A Strategy


Dear Eugene,

I suppose if a person wakes up every morning without considering the compromises he's going to make in the next 24 hours he probably has nothing to fight for, nothing to lose himself into.

A person with an ideal knows every gain comes with a loss, and if she doesn't count the latter there really is no urgency or even necessity in and for the former.  A victor runs a tight ship of damage control and writes his concession speech first thing in the morning.

Yesterday when I was high up on the Skytrain (a LRT in the sky) I saw a man on the ground exposing himself.  He placed himself at a spot where the train swoops down for the audience to take in the spectacular.  Our stomach is supposed to drop with the sinking motion, and to get his high the man wanted to take us to a lower place.  It's very strategic; he certainly knew what he was doing.  If he could add music to the head of the passengers I am sure he would have done it to usher us into the epic moment, pulling no punches.

Yet he truly exposed himself by holding a beer can in his right hand.  He was paving his way to exit the stage unscathed.  You see what I mean?  The guy is only drunk; if he gets arrested, what's the worst that could happen to him?  But he wasn't drunk; anyone who can execute such a well thought-out scheme has a pretty clear head full of stuffs unpretty.  He knew what he wanted and devised a stringent grand design to mitigate his loss.
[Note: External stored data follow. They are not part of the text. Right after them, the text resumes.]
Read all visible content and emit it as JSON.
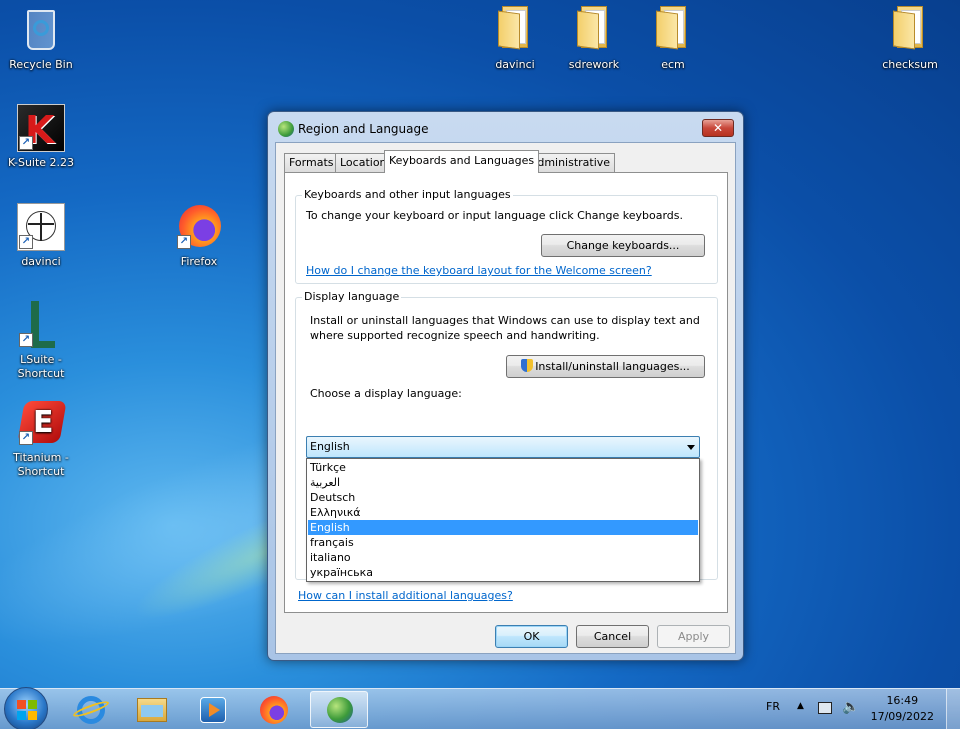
{
  "desktop": {
    "icons": [
      {
        "label": "Recycle Bin"
      },
      {
        "label": "K-Suite 2.23"
      },
      {
        "label": "davinci"
      },
      {
        "label": "Firefox"
      },
      {
        "label": "LSuite - Shortcut"
      },
      {
        "label": "Titanium - Shortcut"
      },
      {
        "label": "davinci"
      },
      {
        "label": "sdrework"
      },
      {
        "label": "ecm"
      },
      {
        "label": "checksum"
      }
    ]
  },
  "dialog": {
    "title": "Region and Language",
    "close_label": "✕",
    "tabs": [
      {
        "label": "Formats"
      },
      {
        "label": "Location"
      },
      {
        "label": "Keyboards and Languages"
      },
      {
        "label": "Administrative"
      }
    ],
    "keyboards_group": {
      "title": "Keyboards and other input languages",
      "description": "To change your keyboard or input language click Change keyboards.",
      "change_button": "Change keyboards...",
      "welcome_link": "How do I change the keyboard layout for the Welcome screen?"
    },
    "display_group": {
      "title": "Display language",
      "description_line1": "Install or uninstall languages that Windows can use to display text and",
      "description_line2": "where supported recognize speech and handwriting.",
      "install_button": "Install/uninstall languages...",
      "choose_label": "Choose a display language:",
      "selected_value": "English",
      "options": [
        "Türkçe",
        "العربية",
        "Deutsch",
        "Ελληνικά",
        "English",
        "français",
        "italiano",
        "українська"
      ]
    },
    "additional_link": "How can I install additional languages?",
    "ok_button": "OK",
    "cancel_button": "Cancel",
    "apply_button": "Apply"
  },
  "taskbar": {
    "language": "FR",
    "time": "16:49",
    "date": "17/09/2022"
  }
}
The show itself was a Meh, and most passengers were looking at their phone anyway (a fatal miscalculation on the part of Mr. Exhibitionist), but the backstage story mesmerized me.  The length people would go to lose himself into something, I thought, even something so very stupid.

And what would a person do if she is living for an ideal truly worthwhile, like an once-in-a-lifetime treasure, the "one pearl of great price"?